Empecé a preparar la cena, mientras esperaba que mi amiga llegara. Estaba en ese proceso, cuando se abrió la puerta del departamento.

-¡Que rico huele eso! –Dijo apenas entró a la cocina. –Contigo me estoy ahorrando una fortuna en cocinera.

-Tú nunca tuviste cocinera aquí.

-Cierto, pero en la casa de mis padres si tienen. –Se puso a mi lado. – ¿Puedo?

Asentí, y me hice a un costado. Ella me arrebató la cuchara de madera que tenía en mi mano, y probó lo que estaba cocinando.

-Nada mal. –Luego me sonrió. –Le falta algo de cocción aun.

-Lo sé. –Respondí. Se fue a sentar a uno de los bancos alrededor de la mesa de la cocina, yo la seguí y me senté a su lado.

-¿Cómo te fue hoy?

-Creo que bien. Pero hay muchas postulantes.

-¿Fue larga?

-Bastante. –

Luego de contarle más o menos lo que había sucedido en la entrevista me dijo:

-Estoy segura que te irá bien.

-¿Y tú con el trabajo? ¿Cuándo tocara viajar a Nueva York?

-El viernes temprano.

Solo faltaban dos días.

-¿Tienes todo en orden?

-Casi. Por suerte en la empresa ya se encargaron de todo. Mañana te entregare algunas tarjetas con los números de los lugares en los que nos hospedaremos, por si necesitas hablar conmigo.

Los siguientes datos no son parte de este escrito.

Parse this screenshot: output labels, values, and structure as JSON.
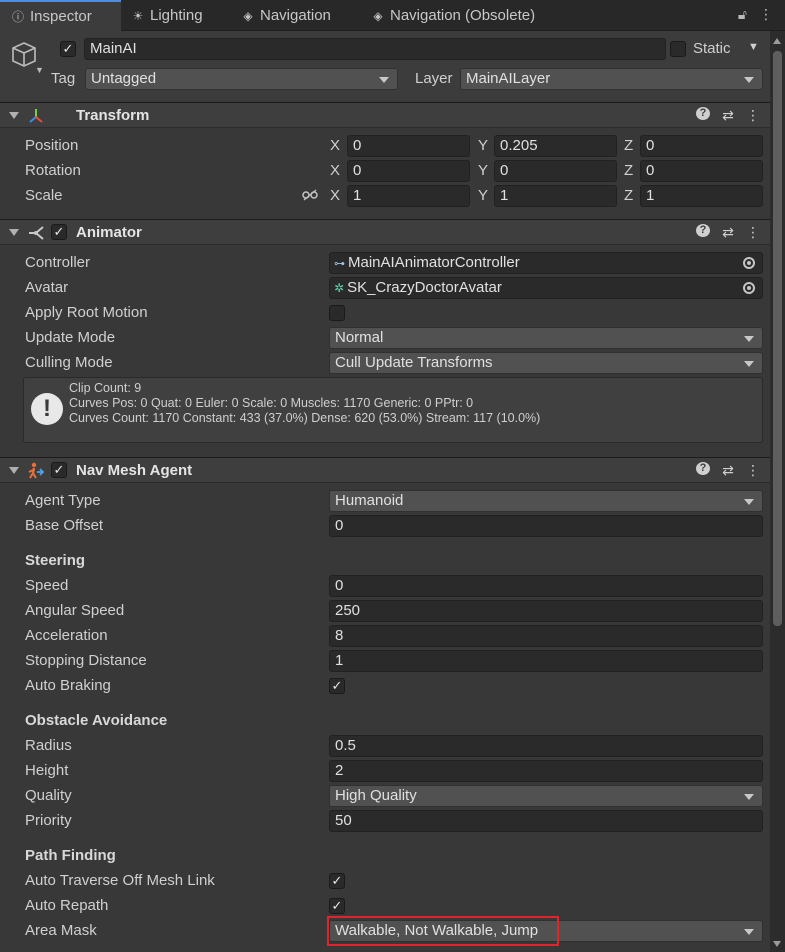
{
  "tabs": [
    {
      "label": "Inspector",
      "icon": "info-icon"
    },
    {
      "label": "Lighting",
      "icon": "bulb-icon"
    },
    {
      "label": "Navigation",
      "icon": "navigation-icon"
    },
    {
      "label": "Navigation (Obsolete)",
      "icon": "navigation-icon"
    }
  ],
  "gameobject": {
    "name": "MainAI",
    "static_label": "Static",
    "tag_label": "Tag",
    "tag_value": "Untagged",
    "layer_label": "Layer",
    "layer_value": "MainAILayer"
  },
  "transform": {
    "title": "Transform",
    "rows": [
      {
        "label": "Position",
        "x": "0",
        "y": "0.205",
        "z": "0"
      },
      {
        "label": "Rotation",
        "x": "0",
        "y": "0",
        "z": "0"
      },
      {
        "label": "Scale",
        "x": "1",
        "y": "1",
        "z": "1"
      }
    ],
    "axis": {
      "x": "X",
      "y": "Y",
      "z": "Z"
    }
  },
  "animator": {
    "title": "Animator",
    "controller_label": "Controller",
    "controller_value": "MainAIAnimatorController",
    "avatar_label": "Avatar",
    "avatar_value": "SK_CrazyDoctorAvatar",
    "apply_root_motion_label": "Apply Root Motion",
    "update_mode_label": "Update Mode",
    "update_mode_value": "Normal",
    "culling_mode_label": "Culling Mode",
    "culling_mode_value": "Cull Update Transforms",
    "info": {
      "line1": "Clip Count: 9",
      "line2": "Curves Pos: 0 Quat: 0 Euler: 0 Scale: 0 Muscles: 1170 Generic: 0 PPtr: 0",
      "line3": "Curves Count: 1170 Constant: 433 (37.0%) Dense: 620 (53.0%) Stream: 117 (10.0%)"
    }
  },
  "navmesh": {
    "title": "Nav Mesh Agent",
    "agent_type_label": "Agent Type",
    "agent_type_value": "Humanoid",
    "base_offset_label": "Base Offset",
    "base_offset_value": "0",
    "steering_title": "Steering",
    "speed_label": "Speed",
    "speed_value": "0",
    "angular_speed_label": "Angular Speed",
    "angular_speed_value": "250",
    "acceleration_label": "Acceleration",
    "acceleration_value": "8",
    "stopping_distance_label": "Stopping Distance",
    "stopping_distance_value": "1",
    "auto_braking_label": "Auto Braking",
    "obstacle_title": "Obstacle Avoidance",
    "radius_label": "Radius",
    "radius_value": "0.5",
    "height_label": "Height",
    "height_value": "2",
    "quality_label": "Quality",
    "quality_value": "High Quality",
    "priority_label": "Priority",
    "priority_value": "50",
    "pathfinding_title": "Path Finding",
    "auto_traverse_label": "Auto Traverse Off Mesh Link",
    "auto_repath_label": "Auto Repath",
    "area_mask_label": "Area Mask",
    "area_mask_value": "Walkable, Not Walkable, Jump"
  },
  "colors": {
    "accent_tab": "#4d8ee0",
    "highlight": "#e0242b",
    "panel": "#383838"
  }
}
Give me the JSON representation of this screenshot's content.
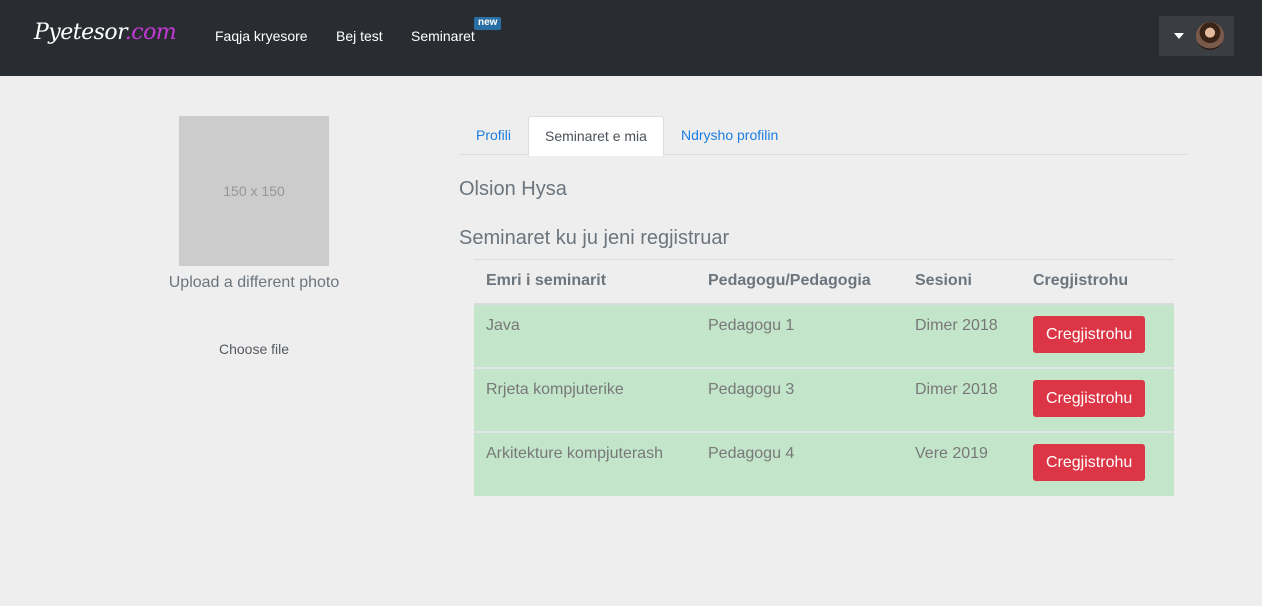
{
  "navbar": {
    "brand": "Pyetesor",
    "brand_suffix": ".com",
    "links": [
      {
        "label": "Faqja kryesore"
      },
      {
        "label": "Bej test"
      },
      {
        "label": "Seminaret"
      }
    ],
    "badge": "new"
  },
  "profile": {
    "photo_placeholder": "150 x 150",
    "upload_label": "Upload a different photo",
    "choose_file": "Choose file"
  },
  "tabs": [
    {
      "label": "Profili"
    },
    {
      "label": "Seminaret e mia",
      "active": true
    },
    {
      "label": "Ndrysho profilin"
    }
  ],
  "user": {
    "name": "Olsion Hysa"
  },
  "seminars": {
    "title": "Seminaret ku ju jeni regjistruar",
    "columns": [
      "Emri i seminarit",
      "Pedagogu/Pedagogia",
      "Sesioni",
      "Cregjistrohu"
    ],
    "rows": [
      {
        "name": "Java",
        "teacher": "Pedagogu 1",
        "session": "Dimer 2018",
        "action": "Cregjistrohu"
      },
      {
        "name": "Rrjeta kompjuterike",
        "teacher": "Pedagogu 3",
        "session": "Dimer 2018",
        "action": "Cregjistrohu"
      },
      {
        "name": "Arkitekture kompjuterash",
        "teacher": "Pedagogu 4",
        "session": "Vere 2019",
        "action": "Cregjistrohu"
      }
    ]
  },
  "colors": {
    "navbar": "#292c30",
    "danger": "#dc3545",
    "row_success": "#c3e6cb",
    "link": "#1c7ee0"
  }
}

Cenamos y ella se fue a descansar. Yo me quede un rato viendo una película antes de irme a mi habitación a dormir.

A la mañana siguiente, recibí una llamada. Johanna ya se había ido al trabajo. Mire el número en mi teléfono antes de contestar

¿Número desconocido?

No estaba segura de contestar. No luego de lo que me había dicho Prim. Pero, recordé la entrevista de trabajo y me decidí.

-Hola.

-¿Señorita Everdeen? –La voz de una mujer sonó al otro lado de la línea.

-Sí, soy yo. ¿Quién habla?

-Mary Wyatt. La entreviste ayer.

Me aclaro, aunque no era necesario.

-Bueno, la llamaba para informarle que la semana próxima tendrá que venir para una segunda entrevista. –Me quede unos segundos sin hablar, no podía creerlo. Me estaban considerando para el trabajo, al menos había pasado a una segunda instancia. –No le adelantare mucho, pero creemos que usted es la indicada para el puesto. De todos modos, programaremos una nueva cita para que podamos aclarar ciertas cuestiones y le informemos como se manejan las cosas aquí.

-¿Para cuándo?

-Cuando sea más conveniente para usted. La semana que viene en lo posible.

-¿El jueves?

La mujer dejó de hablar, posiblemente revisando la agenda.

-Ese día podría ser a las once de la mañana o en la tarde.

-En la mañana estaría bien.

-Perfecto. La estaremos esperando.

Y eso fue todo. Le envié un mensaje a Johanna informándole la noticia. Casi al instante me respondió felicitándome, y diciéndome que festejaríamos en la noche.

¿Festejar? Sabía en qué consistían sus festejos. Y teniendo en cuenta que al día siguiente tenía que tomar un vuelo le pregunte que pensaba hacer. Pero no pensaba decirme nada hasta la noche, solo me dijo que ya estuviera vestida para cuando llegara en la noche y que trataría de llegar temprano.